There is no doubt that divorce can be a stressful and highly emotional time. Some couples may be so far apart that they need to settle matters in a courtroom, but evidence is accumulating that couples who choose divorce mediation may help not only themselves but their children as well after the process is concluded.
The study followed nearly 150 couples who were undergoing a divorce. The researchers attempted to get a sample of couples who were roughly similar to each other in order to rule out the effect of other factors. Therefore, only couples with one child younger than 6 years old were included. In addition, certain types of couples were excluded, such as those with drug and spousal abuse problems and those who were prone to confrontation.
One-half of the divorcing couples represented a control group that went through the standard court procedures. The other half saw a divorce mediator and received other support, including educational programs. Afterwards, the researchers inquired how well the couples were getting along, paying particular attention to how they had agreed to share child custody.

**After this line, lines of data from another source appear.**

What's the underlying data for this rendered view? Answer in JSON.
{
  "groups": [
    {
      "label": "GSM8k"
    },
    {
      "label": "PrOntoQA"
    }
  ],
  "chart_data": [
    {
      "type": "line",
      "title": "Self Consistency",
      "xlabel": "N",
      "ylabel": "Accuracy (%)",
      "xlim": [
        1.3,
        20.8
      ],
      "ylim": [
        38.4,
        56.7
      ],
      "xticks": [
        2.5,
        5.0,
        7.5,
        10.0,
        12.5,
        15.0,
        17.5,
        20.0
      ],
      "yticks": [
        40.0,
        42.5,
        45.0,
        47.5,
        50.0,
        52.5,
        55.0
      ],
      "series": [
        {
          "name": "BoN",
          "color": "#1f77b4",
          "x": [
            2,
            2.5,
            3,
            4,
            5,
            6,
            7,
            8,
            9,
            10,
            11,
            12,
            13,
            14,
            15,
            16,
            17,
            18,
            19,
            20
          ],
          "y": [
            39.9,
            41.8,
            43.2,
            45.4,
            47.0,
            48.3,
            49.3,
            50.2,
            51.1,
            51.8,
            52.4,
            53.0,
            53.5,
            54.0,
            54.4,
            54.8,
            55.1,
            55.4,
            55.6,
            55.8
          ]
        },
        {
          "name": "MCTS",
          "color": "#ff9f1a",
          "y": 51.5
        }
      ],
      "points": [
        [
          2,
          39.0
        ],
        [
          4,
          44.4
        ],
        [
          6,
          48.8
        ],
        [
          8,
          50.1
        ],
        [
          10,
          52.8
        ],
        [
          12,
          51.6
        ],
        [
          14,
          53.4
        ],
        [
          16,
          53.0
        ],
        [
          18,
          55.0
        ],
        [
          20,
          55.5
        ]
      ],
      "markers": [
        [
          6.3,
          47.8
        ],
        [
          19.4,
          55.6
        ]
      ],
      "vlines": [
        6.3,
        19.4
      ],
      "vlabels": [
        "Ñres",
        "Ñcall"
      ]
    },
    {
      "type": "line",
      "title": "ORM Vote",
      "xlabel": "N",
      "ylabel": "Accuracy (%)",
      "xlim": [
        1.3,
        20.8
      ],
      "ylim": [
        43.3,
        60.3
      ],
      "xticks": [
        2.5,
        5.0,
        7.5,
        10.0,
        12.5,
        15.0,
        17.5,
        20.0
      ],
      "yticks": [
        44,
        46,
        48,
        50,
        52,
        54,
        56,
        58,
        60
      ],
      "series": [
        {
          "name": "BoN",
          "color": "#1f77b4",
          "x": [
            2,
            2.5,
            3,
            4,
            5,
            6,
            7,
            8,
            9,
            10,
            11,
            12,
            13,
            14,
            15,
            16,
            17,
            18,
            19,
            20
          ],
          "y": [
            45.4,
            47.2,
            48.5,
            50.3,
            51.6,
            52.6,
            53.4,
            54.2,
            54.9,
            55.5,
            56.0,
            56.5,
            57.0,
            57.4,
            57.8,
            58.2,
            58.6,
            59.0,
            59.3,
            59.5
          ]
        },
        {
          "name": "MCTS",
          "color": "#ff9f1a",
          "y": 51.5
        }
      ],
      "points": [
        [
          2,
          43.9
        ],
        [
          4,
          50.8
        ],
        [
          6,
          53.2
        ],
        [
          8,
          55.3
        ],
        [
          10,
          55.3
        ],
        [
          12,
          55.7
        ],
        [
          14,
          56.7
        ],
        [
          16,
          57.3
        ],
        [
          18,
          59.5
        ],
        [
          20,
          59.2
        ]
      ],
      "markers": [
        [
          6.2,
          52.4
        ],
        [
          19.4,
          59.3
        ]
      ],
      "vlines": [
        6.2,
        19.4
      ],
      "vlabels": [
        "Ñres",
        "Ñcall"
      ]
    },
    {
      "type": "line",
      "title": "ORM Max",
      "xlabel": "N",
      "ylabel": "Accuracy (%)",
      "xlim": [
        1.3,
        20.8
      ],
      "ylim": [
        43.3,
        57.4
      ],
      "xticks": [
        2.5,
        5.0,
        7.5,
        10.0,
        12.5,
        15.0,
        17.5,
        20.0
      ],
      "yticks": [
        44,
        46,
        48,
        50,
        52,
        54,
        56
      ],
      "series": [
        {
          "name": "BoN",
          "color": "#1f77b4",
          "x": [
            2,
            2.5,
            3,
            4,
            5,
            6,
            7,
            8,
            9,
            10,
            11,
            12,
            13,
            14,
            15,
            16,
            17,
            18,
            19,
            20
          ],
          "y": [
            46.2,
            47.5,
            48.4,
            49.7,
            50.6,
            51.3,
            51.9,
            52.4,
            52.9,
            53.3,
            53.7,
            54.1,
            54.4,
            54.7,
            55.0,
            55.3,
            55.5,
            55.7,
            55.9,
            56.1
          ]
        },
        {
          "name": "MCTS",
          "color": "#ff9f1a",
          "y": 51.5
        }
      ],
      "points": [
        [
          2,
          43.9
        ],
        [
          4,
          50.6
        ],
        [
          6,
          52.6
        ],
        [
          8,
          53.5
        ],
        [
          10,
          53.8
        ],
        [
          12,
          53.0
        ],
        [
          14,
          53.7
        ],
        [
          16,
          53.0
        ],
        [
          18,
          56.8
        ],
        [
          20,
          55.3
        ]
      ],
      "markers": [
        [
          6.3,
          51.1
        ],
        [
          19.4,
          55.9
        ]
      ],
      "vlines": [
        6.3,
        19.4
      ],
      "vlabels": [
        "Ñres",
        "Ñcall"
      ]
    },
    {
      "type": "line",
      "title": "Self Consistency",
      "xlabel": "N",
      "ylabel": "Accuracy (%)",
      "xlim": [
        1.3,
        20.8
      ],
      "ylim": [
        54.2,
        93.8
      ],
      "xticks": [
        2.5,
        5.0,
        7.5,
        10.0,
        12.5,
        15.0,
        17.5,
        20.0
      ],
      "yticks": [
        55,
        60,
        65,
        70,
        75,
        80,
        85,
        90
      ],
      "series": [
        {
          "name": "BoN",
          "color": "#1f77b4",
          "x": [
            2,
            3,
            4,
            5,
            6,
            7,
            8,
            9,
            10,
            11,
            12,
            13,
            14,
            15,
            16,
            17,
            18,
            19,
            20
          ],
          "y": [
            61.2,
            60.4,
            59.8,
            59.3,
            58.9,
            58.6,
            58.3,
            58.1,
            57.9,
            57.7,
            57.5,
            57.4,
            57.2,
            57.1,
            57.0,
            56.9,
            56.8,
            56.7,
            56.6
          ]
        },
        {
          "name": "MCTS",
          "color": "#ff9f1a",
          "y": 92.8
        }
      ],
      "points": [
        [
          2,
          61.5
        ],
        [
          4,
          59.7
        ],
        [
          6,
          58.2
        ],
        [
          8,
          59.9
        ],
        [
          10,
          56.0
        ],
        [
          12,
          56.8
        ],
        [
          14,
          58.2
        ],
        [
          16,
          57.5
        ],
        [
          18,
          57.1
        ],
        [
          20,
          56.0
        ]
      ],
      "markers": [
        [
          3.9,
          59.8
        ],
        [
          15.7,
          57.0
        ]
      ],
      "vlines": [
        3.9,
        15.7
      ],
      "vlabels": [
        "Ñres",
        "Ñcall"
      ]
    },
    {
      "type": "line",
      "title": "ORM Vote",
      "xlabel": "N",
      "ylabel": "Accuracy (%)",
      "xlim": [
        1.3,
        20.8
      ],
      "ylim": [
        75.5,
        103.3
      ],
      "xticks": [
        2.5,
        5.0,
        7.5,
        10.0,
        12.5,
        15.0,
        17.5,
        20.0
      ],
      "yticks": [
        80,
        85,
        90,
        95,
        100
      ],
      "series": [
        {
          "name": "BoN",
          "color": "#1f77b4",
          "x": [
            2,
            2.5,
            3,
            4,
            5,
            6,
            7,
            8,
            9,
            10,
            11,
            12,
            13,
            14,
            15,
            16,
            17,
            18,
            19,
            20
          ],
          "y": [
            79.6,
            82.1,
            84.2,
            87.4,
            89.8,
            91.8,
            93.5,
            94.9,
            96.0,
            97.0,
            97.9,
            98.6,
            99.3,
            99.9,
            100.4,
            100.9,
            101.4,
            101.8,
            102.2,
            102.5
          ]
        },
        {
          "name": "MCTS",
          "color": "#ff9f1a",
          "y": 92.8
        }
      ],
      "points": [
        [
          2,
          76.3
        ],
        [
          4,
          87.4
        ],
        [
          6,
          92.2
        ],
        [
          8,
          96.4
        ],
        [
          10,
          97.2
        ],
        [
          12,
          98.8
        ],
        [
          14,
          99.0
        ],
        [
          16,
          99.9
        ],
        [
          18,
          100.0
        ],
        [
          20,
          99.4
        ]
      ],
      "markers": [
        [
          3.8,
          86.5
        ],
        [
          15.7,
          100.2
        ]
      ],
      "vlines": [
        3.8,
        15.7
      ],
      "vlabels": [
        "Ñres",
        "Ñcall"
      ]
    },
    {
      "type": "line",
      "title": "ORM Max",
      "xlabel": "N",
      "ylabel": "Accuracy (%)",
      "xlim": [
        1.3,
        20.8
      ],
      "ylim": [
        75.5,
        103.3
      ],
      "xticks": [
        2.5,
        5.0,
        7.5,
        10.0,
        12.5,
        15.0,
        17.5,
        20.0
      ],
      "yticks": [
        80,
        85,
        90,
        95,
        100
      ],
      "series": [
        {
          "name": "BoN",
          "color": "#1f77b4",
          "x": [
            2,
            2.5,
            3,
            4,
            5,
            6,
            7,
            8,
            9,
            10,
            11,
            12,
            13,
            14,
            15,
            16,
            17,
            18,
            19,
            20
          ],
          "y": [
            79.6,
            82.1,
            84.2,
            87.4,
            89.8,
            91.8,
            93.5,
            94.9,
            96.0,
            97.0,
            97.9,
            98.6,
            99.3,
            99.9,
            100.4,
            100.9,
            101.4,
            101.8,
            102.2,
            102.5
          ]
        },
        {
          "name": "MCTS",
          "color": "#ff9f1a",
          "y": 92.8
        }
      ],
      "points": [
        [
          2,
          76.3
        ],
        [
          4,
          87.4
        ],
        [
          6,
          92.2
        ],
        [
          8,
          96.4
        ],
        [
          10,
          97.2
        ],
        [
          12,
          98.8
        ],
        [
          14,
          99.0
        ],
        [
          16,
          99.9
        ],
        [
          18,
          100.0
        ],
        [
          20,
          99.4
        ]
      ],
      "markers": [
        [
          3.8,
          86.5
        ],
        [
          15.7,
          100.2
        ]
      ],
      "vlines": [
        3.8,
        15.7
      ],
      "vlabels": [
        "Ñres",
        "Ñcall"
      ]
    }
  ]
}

The study revealed that mediation and the other supportive techniques improved collaboration between divorcing parents. Couples in the second group were more likely to stick to child custody and visitation agreements. Fathers were more likely to become involved in the new custody agreement, and mothers were more likely to support the father’s role in that agreement.
Mediation and supportive techniques were also associated with lower levels of litigation over the divorce. Couples looking for a non-contentious resolution to their divorce may want to consider mediation.